The Patriots are also going heavy by carrying seven cornerbacks on the roster, but specific roles for certain players get a little murky. For instance, Bryant and Wade have repped at slot corner and safety this summer, so they'll factor into adding depth in the deeper part of the field. Wade had a nice camp where he looked much more comfortable playing in the middle of the field, either at the nickel spot or free safety, with the former of the two being his college position where he broke out as a sophomore at Ohio State. Along with bringing some positional versatility, Wade adds size to the slot role where the Pats will likely heavily feature Jon Jones, Marcus Jones, and Myles Bryant, who are all under 5-10 (Wade is listed at 6-1). Lastly, sixth-rounder Ameer Speed made the initial roster as a player whom Belichick called "developmental" last week. Speed has good size and speed as traits to develop at outside corner, while he could factor into the game-day roster as a special teamer.

Patriots safety Kyle Dugger (23).
Patriots safety Kyle Dugger (23).

Safety: Kyle Dugger, Adrian Phillips, Jabrill Peppers, Jalen Mills

Cuts: Joshuah Bledsoe, Brad Hawkins

The Pats don't have any major surprises in the safety room, with Mills adding his versatility and coverage instincts into the mix at safety rather than corner this season. Bledsoe's downfall was that New England had too many similar box safety body types, so it ultimately became a numbers crunch for him. Plus, Bledsoe's play on the field hasn't significantly improved over the years, either, making him the odd man out. The Patriots are still a work in progress when it comes to replacing Devin McCourty at free safety, with this new group needing to find their own rhythm for who will play back there and when.
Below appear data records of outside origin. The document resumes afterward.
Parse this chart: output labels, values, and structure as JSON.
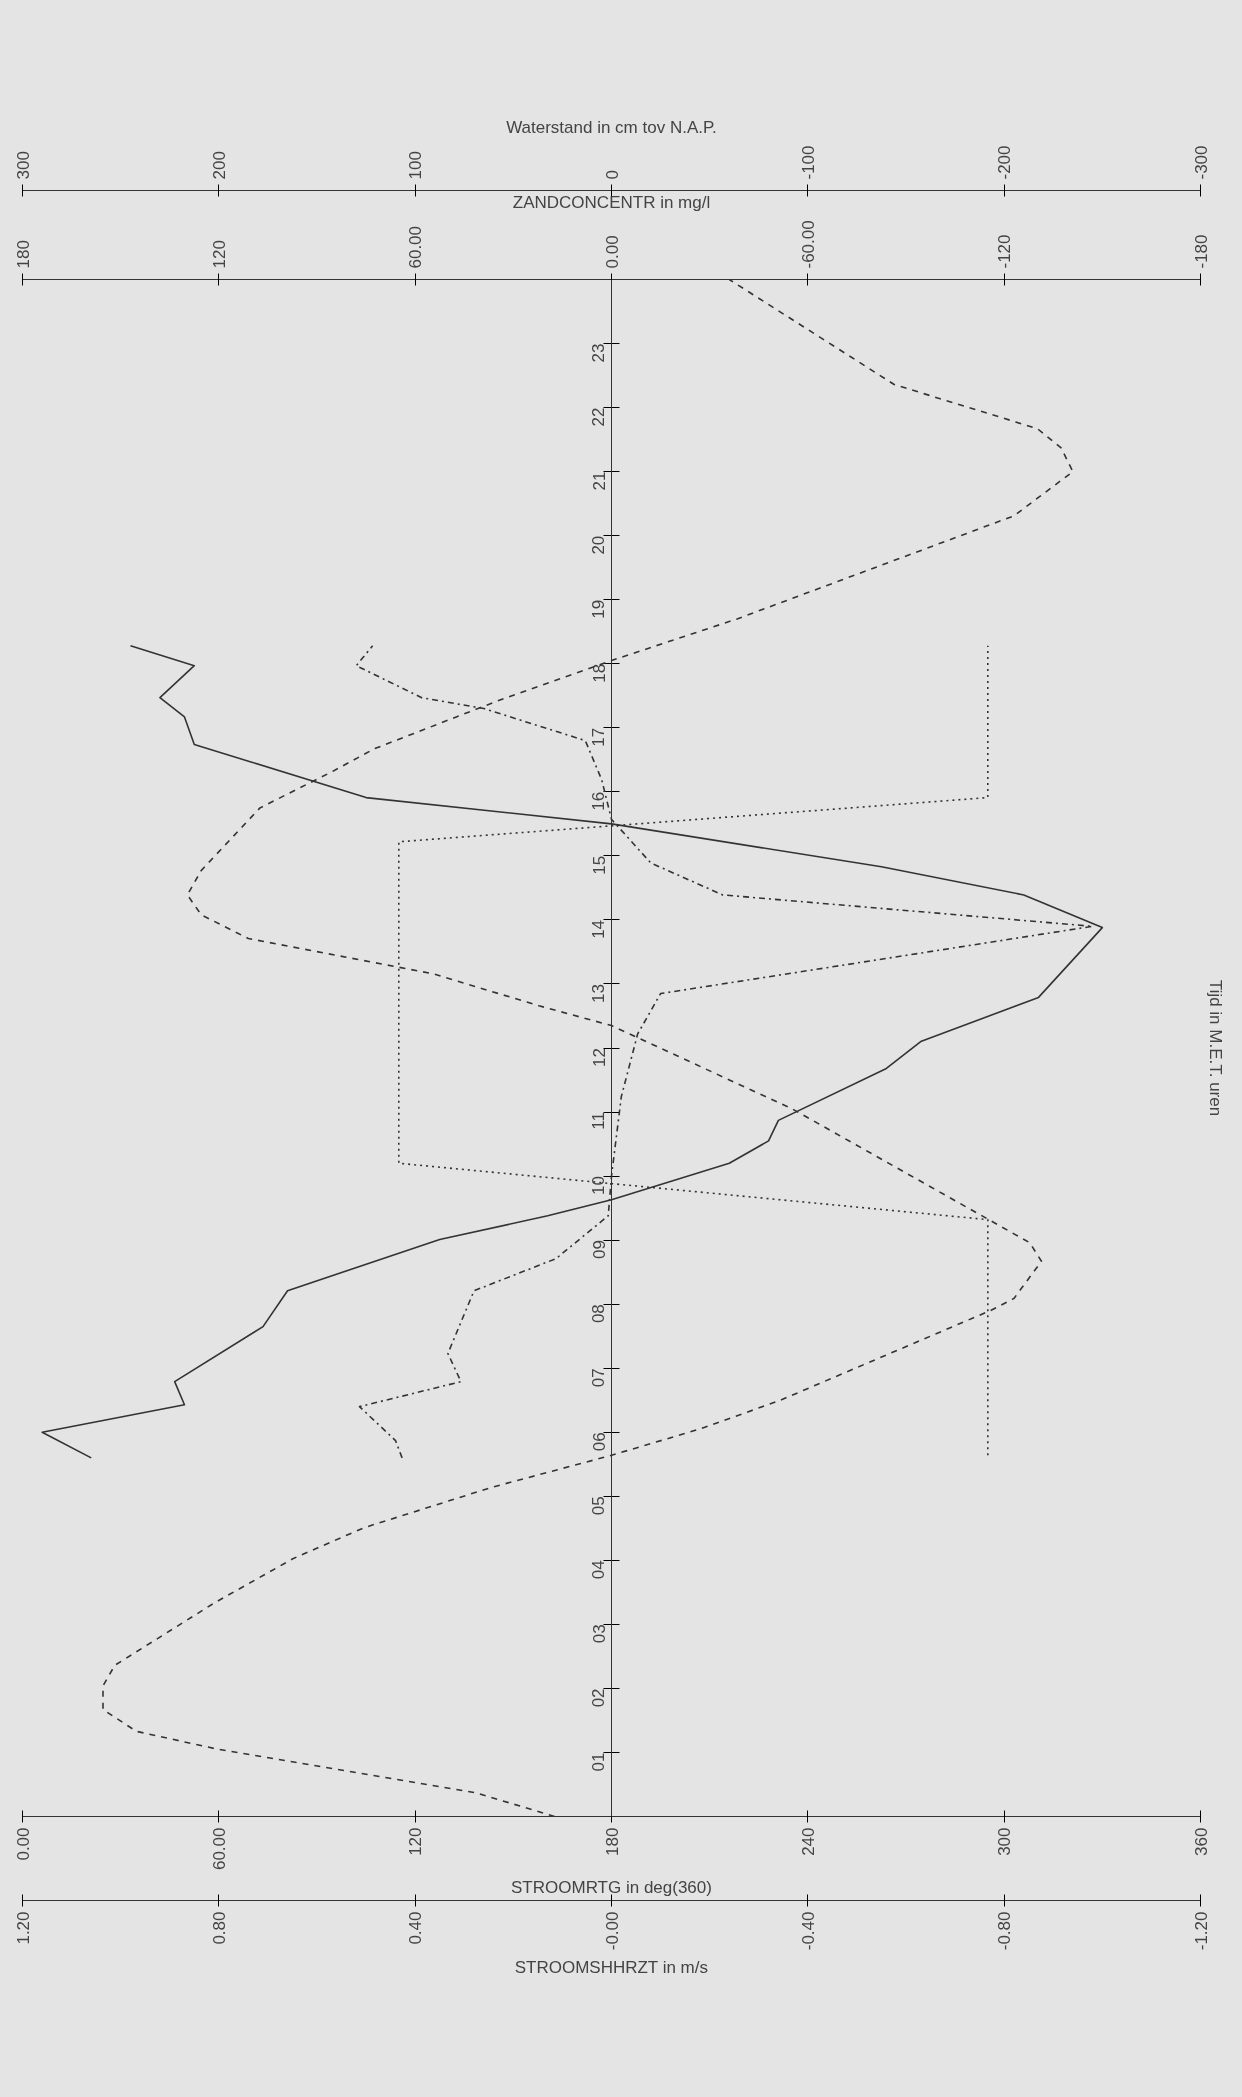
{
  "chart_data": [
    {
      "type": "line",
      "orientation": "horizontal",
      "xlabel": "STROOMSHHRZT in m/s",
      "x2label": "STROOMRTG in deg(360)",
      "ylabel": "Tijd in M.E.T. uren",
      "xlim": [
        1.2,
        -1.2
      ],
      "xticks": [
        {
          "value": 1.2,
          "label": "1.20"
        },
        {
          "value": 0.8,
          "label": "0.80"
        },
        {
          "value": 0.4,
          "label": "0.40"
        },
        {
          "value": 0,
          "label": "-0.00"
        },
        {
          "value": -0.4,
          "label": "-0.40"
        },
        {
          "value": -0.8,
          "label": "-0.80"
        },
        {
          "value": -1.2,
          "label": "-1.20"
        }
      ],
      "x2lim": [
        0,
        360
      ],
      "x2ticks": [
        {
          "value": 0,
          "label": "0.00"
        },
        {
          "value": 60,
          "label": "60.00"
        },
        120,
        180,
        240,
        300,
        360
      ],
      "ylim": [
        0,
        24
      ],
      "yticks": [
        {
          "value": 1,
          "label": "01"
        },
        {
          "value": 2,
          "label": "02"
        },
        {
          "value": 3,
          "label": "03"
        },
        {
          "value": 4,
          "label": "04"
        },
        {
          "value": 5,
          "label": "05"
        },
        {
          "value": 6,
          "label": "06"
        },
        {
          "value": 7,
          "label": "07"
        },
        {
          "value": 8,
          "label": "08"
        },
        {
          "value": 9,
          "label": "09"
        },
        {
          "value": 10,
          "label": "10"
        },
        {
          "value": 11,
          "label": "11"
        },
        {
          "value": 12,
          "label": "12"
        },
        {
          "value": 13,
          "label": "13"
        },
        {
          "value": 14,
          "label": "14"
        },
        {
          "value": 15,
          "label": "15"
        },
        {
          "value": 16,
          "label": "16"
        },
        {
          "value": 17,
          "label": "17"
        },
        {
          "value": 18,
          "label": "18"
        },
        {
          "value": 19,
          "label": "19"
        },
        {
          "value": 20,
          "label": "20"
        },
        {
          "value": 21,
          "label": "21"
        },
        {
          "value": 22,
          "label": "22"
        },
        {
          "value": 23,
          "label": "23"
        }
      ],
      "series": [
        {
          "line_style": "solid",
          "color": "#333333",
          "x": [
            5.6,
            6.0,
            6.43,
            6.79,
            7.65,
            8.21,
            9.01,
            9.38,
            9.63,
            10.2,
            10.55,
            10.87,
            11.68,
            12.1,
            12.79,
            13.88,
            14.39,
            14.83,
            15.5,
            15.91,
            16.74,
            17.17,
            17.47,
            17.97,
            18.28
          ],
          "values": [
            1.06,
            1.16,
            0.87,
            0.89,
            0.71,
            0.66,
            0.35,
            0.13,
            0.0,
            -0.24,
            -0.32,
            -0.34,
            -0.56,
            -0.63,
            -0.87,
            -1.0,
            -0.84,
            -0.55,
            0.0,
            0.5,
            0.85,
            0.87,
            0.92,
            0.85,
            0.98
          ]
        },
        {
          "axis": "x2",
          "line_style": "dotted",
          "color": "#333333",
          "x": [
            5.64,
            9.32,
            10.2,
            15.22,
            15.91,
            18.28
          ],
          "values": [
            295,
            295,
            115,
            115,
            295,
            295
          ]
        }
      ]
    },
    {
      "type": "line",
      "orientation": "horizontal",
      "tick_labels": "x",
      "xlabel": "Waterstand in cm tov N.A.P.",
      "x2label": "ZANDCONCENTR in mg/l",
      "xlim": [
        300,
        -300
      ],
      "xticks": [
        300,
        200,
        100,
        0,
        -100,
        -200,
        -300
      ],
      "x2lim": [
        180,
        -180
      ],
      "x2ticks": [
        180,
        120,
        {
          "value": 60,
          "label": "60.00"
        },
        {
          "value": 0,
          "label": "0.00"
        },
        {
          "value": -60,
          "label": "-60.00"
        },
        -120,
        -180
      ],
      "ylim": [
        0,
        24
      ],
      "series": [
        {
          "line_style": "dashed",
          "color": "#333333",
          "x": [
            0,
            0.37,
            1.06,
            1.33,
            1.67,
            2.04,
            2.36,
            3.34,
            4.03,
            4.51,
            5.14,
            5.64,
            6.06,
            6.5,
            7.9,
            8.09,
            8.67,
            8.96,
            11.05,
            12.35,
            12.66,
            13.16,
            13.71,
            14.08,
            14.39,
            14.77,
            15.75,
            16.32,
            16.67,
            17.42,
            18.05,
            18.7,
            20.31,
            21.0,
            21.37,
            21.67,
            22.36,
            24
          ],
          "values": [
            29,
            69,
            202,
            242,
            259,
            259,
            253,
            202,
            162,
            126,
            61,
            0,
            -46,
            -86,
            -193,
            -205,
            -219,
            -213,
            -92,
            0,
            37,
            91,
            185,
            209,
            216,
            209,
            179,
            142,
            121,
            58,
            0,
            -64,
            -205,
            -235,
            -229,
            -217,
            -144,
            -60
          ]
        },
        {
          "axis": "x2",
          "line_style": "dashdot",
          "color": "#333333",
          "x": [
            5.6,
            5.87,
            6.4,
            6.79,
            7.23,
            8.21,
            8.71,
            9.38,
            10.0,
            11.24,
            12.22,
            12.85,
            13.9,
            14.39,
            14.89,
            15.57,
            16.19,
            16.8,
            17.3,
            17.47,
            17.97,
            18.28
          ],
          "values": [
            64,
            66,
            77,
            46,
            50,
            42,
            17,
            1,
            0,
            -3,
            -8,
            -15,
            -147,
            -34,
            -12,
            0,
            3,
            8,
            39,
            58,
            78,
            73
          ]
        }
      ]
    }
  ]
}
Specialists (3): K Chad Ryland, P Bryce Baringer, LS Joe Cardona

Trade: Nick Folk (to TEN), Cut: Corliss Waitman

The Patriots will likely be the first team since the Dolphins in 2015 to have a rookie kicker and punter on the opening day roster. Belichick made a cutdown day trade by sending veteran Nick Folk to the kicker-needy Titans for a 2025 seventh-round draft choice, according to reports, signaling that fourth-rounder Chad Ryland won the job in New England.

Although Folk didn't do anything to lose the kicking battle, Ryland did enough to win it, with relatively the same accuracy in camp practices, a stronger leg, and more distance on his kickoffs. Given that he has increased range on field goals, is better at kickoffs, and the draft capital invested in Ryland last April, the writing was on the wall for Folk, even though the results were relatively close between the two this summer.
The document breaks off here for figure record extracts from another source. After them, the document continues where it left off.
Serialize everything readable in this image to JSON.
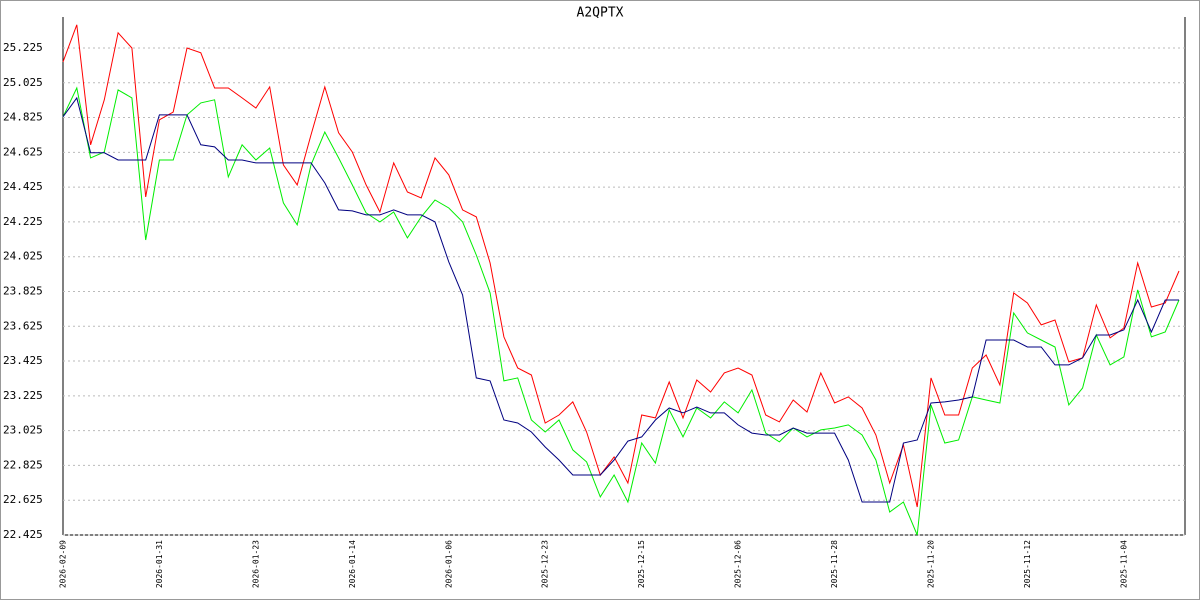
{
  "chart_data": {
    "type": "line",
    "title": "A2QPTX",
    "categories": [
      "2026-02-09",
      null,
      null,
      null,
      null,
      null,
      null,
      "2026-01-31",
      null,
      null,
      null,
      null,
      null,
      null,
      "2026-01-23",
      null,
      null,
      null,
      null,
      null,
      null,
      "2026-01-14",
      null,
      null,
      null,
      null,
      null,
      null,
      "2026-01-06",
      null,
      null,
      null,
      null,
      null,
      null,
      "2025-12-23",
      null,
      null,
      null,
      null,
      null,
      null,
      "2025-12-15",
      null,
      null,
      null,
      null,
      null,
      null,
      "2025-12-06",
      null,
      null,
      null,
      null,
      null,
      null,
      "2025-11-28",
      null,
      null,
      null,
      null,
      null,
      null,
      "2025-11-20",
      null,
      null,
      null,
      null,
      null,
      null,
      "2025-11-12",
      null,
      null,
      null,
      null,
      null,
      null,
      "2025-11-04",
      null,
      null,
      null,
      null
    ],
    "series": [
      {
        "color": "#ff0000",
        "values": [
          25.145,
          25.358,
          24.668,
          24.927,
          25.312,
          25.225,
          24.369,
          24.812,
          24.857,
          25.225,
          25.197,
          24.995,
          24.995,
          24.938,
          24.88,
          25.001,
          24.553,
          24.438,
          24.725,
          25.001,
          24.737,
          24.627,
          24.438,
          24.282,
          24.564,
          24.397,
          24.363,
          24.593,
          24.495,
          24.294,
          24.254,
          23.989,
          23.564,
          23.385,
          23.345,
          23.069,
          23.115,
          23.19,
          23.017,
          22.77,
          22.874,
          22.724,
          23.115,
          23.098,
          23.305,
          23.098,
          23.316,
          23.247,
          23.357,
          23.385,
          23.345,
          23.115,
          23.075,
          23.201,
          23.132,
          23.357,
          23.184,
          23.219,
          23.155,
          23.0,
          22.724,
          22.943,
          22.586,
          23.328,
          23.115,
          23.115,
          23.385,
          23.46,
          23.288,
          23.817,
          23.759,
          23.633,
          23.661,
          23.42,
          23.443,
          23.748,
          23.558,
          23.615,
          23.989,
          23.736,
          23.759,
          23.943
        ]
      },
      {
        "color": "#00ee00",
        "values": [
          24.829,
          24.995,
          24.593,
          24.627,
          24.984,
          24.938,
          24.121,
          24.581,
          24.581,
          24.84,
          24.909,
          24.927,
          24.484,
          24.668,
          24.581,
          24.65,
          24.334,
          24.208,
          24.553,
          24.742,
          24.593,
          24.438,
          24.277,
          24.225,
          24.282,
          24.133,
          24.254,
          24.351,
          24.305,
          24.225,
          24.035,
          23.817,
          23.311,
          23.328,
          23.086,
          23.017,
          23.086,
          22.914,
          22.845,
          22.644,
          22.77,
          22.615,
          22.954,
          22.839,
          23.144,
          22.989,
          23.155,
          23.098,
          23.19,
          23.127,
          23.259,
          23.011,
          22.96,
          23.04,
          22.989,
          23.029,
          23.04,
          23.058,
          23.0,
          22.856,
          22.557,
          22.615,
          22.425,
          23.173,
          22.954,
          22.971,
          23.219,
          23.201,
          23.184,
          23.702,
          23.587,
          23.546,
          23.506,
          23.173,
          23.27,
          23.575,
          23.403,
          23.449,
          23.834,
          23.564,
          23.592,
          23.776
        ]
      },
      {
        "color": "#000080",
        "values": [
          24.829,
          24.938,
          24.622,
          24.622,
          24.581,
          24.581,
          24.581,
          24.84,
          24.84,
          24.84,
          24.668,
          24.656,
          24.581,
          24.581,
          24.564,
          24.564,
          24.564,
          24.564,
          24.564,
          24.449,
          24.294,
          24.288,
          24.265,
          24.265,
          24.294,
          24.265,
          24.265,
          24.225,
          23.995,
          23.805,
          23.328,
          23.311,
          23.086,
          23.069,
          23.017,
          22.931,
          22.856,
          22.77,
          22.77,
          22.77,
          22.856,
          22.965,
          22.989,
          23.086,
          23.155,
          23.127,
          23.161,
          23.127,
          23.127,
          23.058,
          23.011,
          23.0,
          23.0,
          23.04,
          23.011,
          23.011,
          23.011,
          22.856,
          22.615,
          22.615,
          22.615,
          22.954,
          22.971,
          23.184,
          23.19,
          23.201,
          23.219,
          23.546,
          23.546,
          23.546,
          23.506,
          23.506,
          23.403,
          23.403,
          23.443,
          23.575,
          23.575,
          23.604,
          23.776,
          23.592,
          23.776,
          23.776
        ]
      }
    ],
    "ylim": [
      22.425,
      25.403
    ],
    "yticks": [
      22.425,
      22.625,
      22.825,
      23.025,
      23.225,
      23.425,
      23.625,
      23.825,
      24.025,
      24.225,
      24.425,
      24.625,
      24.825,
      25.025,
      25.225
    ],
    "grid": true
  }
}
Ryland is in a unique situation where he didn't attempt a field goal in his first preseason. Folk took the lone field goal attempt, meaning Ryland is being thrown right into the fire to show he has the poise to make big kicks in games with only two extra points under his belt in the exhibition season. The rookie has decent control and the leg power to hit from 50-plus yards. Still, Folk was extremely consistent during his time in New England. There is pressure on the rookie to prove that the Pats made the right decision by going with the younger option.
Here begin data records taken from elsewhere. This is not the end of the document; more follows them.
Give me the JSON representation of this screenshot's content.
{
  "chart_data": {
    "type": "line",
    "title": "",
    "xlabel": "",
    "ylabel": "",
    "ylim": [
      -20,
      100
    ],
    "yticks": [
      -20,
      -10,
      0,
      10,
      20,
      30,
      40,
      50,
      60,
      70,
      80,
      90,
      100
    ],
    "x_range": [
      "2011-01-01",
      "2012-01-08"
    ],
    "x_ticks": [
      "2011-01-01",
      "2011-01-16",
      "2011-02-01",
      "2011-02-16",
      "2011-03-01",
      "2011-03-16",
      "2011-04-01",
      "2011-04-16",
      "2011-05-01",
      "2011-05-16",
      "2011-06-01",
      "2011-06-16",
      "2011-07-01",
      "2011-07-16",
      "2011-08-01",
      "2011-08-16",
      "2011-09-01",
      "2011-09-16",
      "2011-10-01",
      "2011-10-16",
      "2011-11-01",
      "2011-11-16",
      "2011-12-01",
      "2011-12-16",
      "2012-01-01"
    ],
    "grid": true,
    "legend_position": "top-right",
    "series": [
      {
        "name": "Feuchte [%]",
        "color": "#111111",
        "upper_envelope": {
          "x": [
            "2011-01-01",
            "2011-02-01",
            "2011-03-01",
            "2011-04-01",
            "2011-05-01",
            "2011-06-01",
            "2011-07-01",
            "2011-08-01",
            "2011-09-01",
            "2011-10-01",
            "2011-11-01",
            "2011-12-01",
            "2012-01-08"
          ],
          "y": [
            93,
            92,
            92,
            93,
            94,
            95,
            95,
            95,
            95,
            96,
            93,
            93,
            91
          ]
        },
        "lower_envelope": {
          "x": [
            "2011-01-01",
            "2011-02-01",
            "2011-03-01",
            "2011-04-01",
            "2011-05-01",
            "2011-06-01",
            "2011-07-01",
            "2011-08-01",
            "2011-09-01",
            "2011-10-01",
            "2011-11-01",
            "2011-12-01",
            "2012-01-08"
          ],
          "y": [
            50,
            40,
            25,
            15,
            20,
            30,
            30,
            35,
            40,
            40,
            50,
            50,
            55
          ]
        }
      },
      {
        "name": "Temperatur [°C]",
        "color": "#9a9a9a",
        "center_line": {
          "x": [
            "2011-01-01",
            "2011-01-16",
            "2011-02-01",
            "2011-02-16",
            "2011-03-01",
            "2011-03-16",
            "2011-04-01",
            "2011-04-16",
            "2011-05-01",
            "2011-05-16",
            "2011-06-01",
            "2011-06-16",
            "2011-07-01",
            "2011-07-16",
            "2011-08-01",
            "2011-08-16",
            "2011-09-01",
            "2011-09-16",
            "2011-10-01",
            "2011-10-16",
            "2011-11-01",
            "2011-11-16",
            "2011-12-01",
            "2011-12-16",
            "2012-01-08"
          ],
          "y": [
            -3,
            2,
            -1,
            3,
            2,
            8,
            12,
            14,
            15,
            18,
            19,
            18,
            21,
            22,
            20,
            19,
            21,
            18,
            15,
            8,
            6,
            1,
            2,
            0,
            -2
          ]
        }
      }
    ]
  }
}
The Pats rolling with sixth-rounder Bryce Baringer over second-year punter Corliss Watiman wasn't surprising. Baringer's field-flipping leg strength was apparent throughout the summer, with multiple 60-plus yard punts and plenty of hang time. Following a season where the Patriots featured, statistically, the two worst punters in the league in former All-Pro Jake Bailey and veteran Michael Palardy, Baringer will hopefully stabilize what was a sneaky big weakness last season.

New England ranked dead-last in special teams DVOA last season with the worst special teams unit in the NFL. The rookies will be under the microscope to reverse that trend.

Coverage Aces: Matthew Slater, Brenden Schooler

PUP: Cody Davis

The Patriots thinned out their coverage ace category slightly, but they'll still have core special teamers elsewhere on the roster in Board and others. Davis, like Flowers, will start the season on the reserve/PUP list. He'll be eligible to return in Week 5.